Sept. 21, 2016: Today’s weekly analyst synopsis includes commentary on the US presidential election on defense stocks; some updates about Boeing and its recent appearance before the Morgan Stanley conference; and improvements at Zodiac, which affect Airbus.
Analysts continue to believe Boeing will further cut the 777 Classic production rate, with an annoucnement toward the end of this year.
General update, September 15, 2016
We see November elections as likely to support a growing DoD budget that is already set to grow. We are skeptical, however, that either candidate would be able to break through Congressional gridlock. With our current view of low to mid-single digit growth for DoD spending, we see defense stocks as generally at fair value, particularly when pensions are considered. We prefer General Dynamics (valuation, Gulfstream issues priced in) and Raytheon (international exposure), and BAE Systems (valuation) and rate each Outperform.

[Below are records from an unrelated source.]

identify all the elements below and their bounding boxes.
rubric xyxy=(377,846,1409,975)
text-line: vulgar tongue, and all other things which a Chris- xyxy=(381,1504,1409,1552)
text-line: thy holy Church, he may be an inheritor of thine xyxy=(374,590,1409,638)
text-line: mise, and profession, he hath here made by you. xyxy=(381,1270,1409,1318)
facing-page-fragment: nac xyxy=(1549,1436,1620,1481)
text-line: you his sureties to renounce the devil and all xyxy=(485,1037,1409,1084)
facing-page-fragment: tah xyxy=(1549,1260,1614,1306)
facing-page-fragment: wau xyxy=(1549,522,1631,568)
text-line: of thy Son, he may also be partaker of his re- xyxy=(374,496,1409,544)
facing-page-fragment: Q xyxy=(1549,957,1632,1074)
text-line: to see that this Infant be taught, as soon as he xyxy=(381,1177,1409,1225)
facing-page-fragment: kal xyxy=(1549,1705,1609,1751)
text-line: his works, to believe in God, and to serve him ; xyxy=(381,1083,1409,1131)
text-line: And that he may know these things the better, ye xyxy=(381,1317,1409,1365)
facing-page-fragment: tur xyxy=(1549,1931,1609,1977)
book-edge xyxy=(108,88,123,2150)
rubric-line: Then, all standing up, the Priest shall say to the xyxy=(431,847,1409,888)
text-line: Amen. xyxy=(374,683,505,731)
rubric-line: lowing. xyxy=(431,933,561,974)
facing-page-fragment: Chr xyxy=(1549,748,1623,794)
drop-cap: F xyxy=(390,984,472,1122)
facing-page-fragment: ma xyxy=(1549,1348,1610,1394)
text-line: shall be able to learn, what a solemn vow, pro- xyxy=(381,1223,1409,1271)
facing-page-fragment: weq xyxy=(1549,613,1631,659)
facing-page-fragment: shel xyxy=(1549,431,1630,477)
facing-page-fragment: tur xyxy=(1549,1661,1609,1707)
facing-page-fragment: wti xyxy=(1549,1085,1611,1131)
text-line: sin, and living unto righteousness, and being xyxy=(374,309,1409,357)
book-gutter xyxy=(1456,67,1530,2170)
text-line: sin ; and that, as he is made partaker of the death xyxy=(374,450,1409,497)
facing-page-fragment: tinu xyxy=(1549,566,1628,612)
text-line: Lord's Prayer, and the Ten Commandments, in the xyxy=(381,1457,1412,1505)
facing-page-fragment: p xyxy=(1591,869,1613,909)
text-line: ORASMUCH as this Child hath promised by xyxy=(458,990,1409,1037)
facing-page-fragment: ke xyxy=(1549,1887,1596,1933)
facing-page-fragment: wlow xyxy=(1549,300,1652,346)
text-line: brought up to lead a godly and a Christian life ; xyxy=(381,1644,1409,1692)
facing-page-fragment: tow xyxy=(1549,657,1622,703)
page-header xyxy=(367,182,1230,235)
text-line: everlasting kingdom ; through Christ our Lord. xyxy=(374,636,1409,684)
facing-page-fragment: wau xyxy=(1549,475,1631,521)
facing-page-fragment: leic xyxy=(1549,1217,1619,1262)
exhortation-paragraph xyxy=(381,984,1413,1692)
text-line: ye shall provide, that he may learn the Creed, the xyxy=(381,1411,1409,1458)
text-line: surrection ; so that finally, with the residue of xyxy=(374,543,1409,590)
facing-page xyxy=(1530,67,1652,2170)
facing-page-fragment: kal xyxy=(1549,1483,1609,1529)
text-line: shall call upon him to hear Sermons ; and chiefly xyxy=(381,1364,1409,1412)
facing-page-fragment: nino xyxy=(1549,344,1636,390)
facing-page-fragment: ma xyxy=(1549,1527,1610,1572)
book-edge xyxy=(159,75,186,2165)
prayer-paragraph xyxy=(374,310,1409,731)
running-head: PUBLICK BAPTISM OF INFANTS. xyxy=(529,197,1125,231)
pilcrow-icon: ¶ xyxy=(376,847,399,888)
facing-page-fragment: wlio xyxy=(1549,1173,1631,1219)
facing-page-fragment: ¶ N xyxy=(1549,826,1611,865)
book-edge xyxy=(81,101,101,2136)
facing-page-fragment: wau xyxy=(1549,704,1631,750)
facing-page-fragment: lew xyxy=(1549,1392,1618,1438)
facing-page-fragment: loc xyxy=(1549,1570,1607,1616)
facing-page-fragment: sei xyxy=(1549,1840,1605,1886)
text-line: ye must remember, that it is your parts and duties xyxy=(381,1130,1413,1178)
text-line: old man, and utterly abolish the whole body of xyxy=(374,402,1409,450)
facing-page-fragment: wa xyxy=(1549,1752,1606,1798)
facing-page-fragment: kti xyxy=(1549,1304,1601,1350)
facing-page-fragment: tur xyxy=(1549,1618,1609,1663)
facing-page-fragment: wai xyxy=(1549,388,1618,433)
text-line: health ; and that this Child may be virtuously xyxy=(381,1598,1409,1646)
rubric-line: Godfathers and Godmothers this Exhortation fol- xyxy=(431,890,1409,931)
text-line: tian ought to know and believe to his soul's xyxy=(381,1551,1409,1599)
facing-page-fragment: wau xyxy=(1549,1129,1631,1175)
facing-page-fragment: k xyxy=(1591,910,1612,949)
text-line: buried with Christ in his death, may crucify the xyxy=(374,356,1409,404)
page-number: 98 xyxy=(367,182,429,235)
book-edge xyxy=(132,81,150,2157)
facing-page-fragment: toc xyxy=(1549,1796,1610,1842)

Weekly Insights, Sept. 19, 2016
|For 2017, Boeing guided to flat BCA and BDS sales, higher cash flow (vs. 2016), and challenges to the goal for double digit BCA margins. BA also appeared to indicate risk to its ~1x book to bill guide for 2016. BA states that pending competitions in the next 2-3 months will drive a decision on 777 rates. That appears to preclude BA lowering 777 rates on the 3Q16 earnings call. Although, BA noted to us that we shouldn’t read anything into the comments about what’s said when they report 3Q16, we think it’s possible BA lowers 777 production rates to 4/mo.|
Zodiac reported F4Q results noting a substantial increase in lavatory production rates to 7/mo in August – consistent with the rate Airbus needs to achieve 50 deliveries by year end. Despite the improvement, we see risk to Airbus’ guide for 50 A350 deliveries this year. Under coverage, HXL and SPR are most impacted by the A350 with each having a shipset content of $5M.
Airlines and A+D Update, Sept. 19, 2016
Boeing (via its CEO) provided a comprehensive update that pointed to deliveries growing in 2017 but with flattish revenues, orders concentrated in narrow-bodies over wide-bodies with a book to bill remaining roughly at 1x, and cash flow growth in an even punitive environment (i.e. with a 777 cut announcement that appears more probable later in the year), all of which helped our OverWeight rating. Elsewhere, SPR (OW) supported growing cash flow and manageable 737 rate increases, all while a resolution over BA negotiations appeared to be in the works.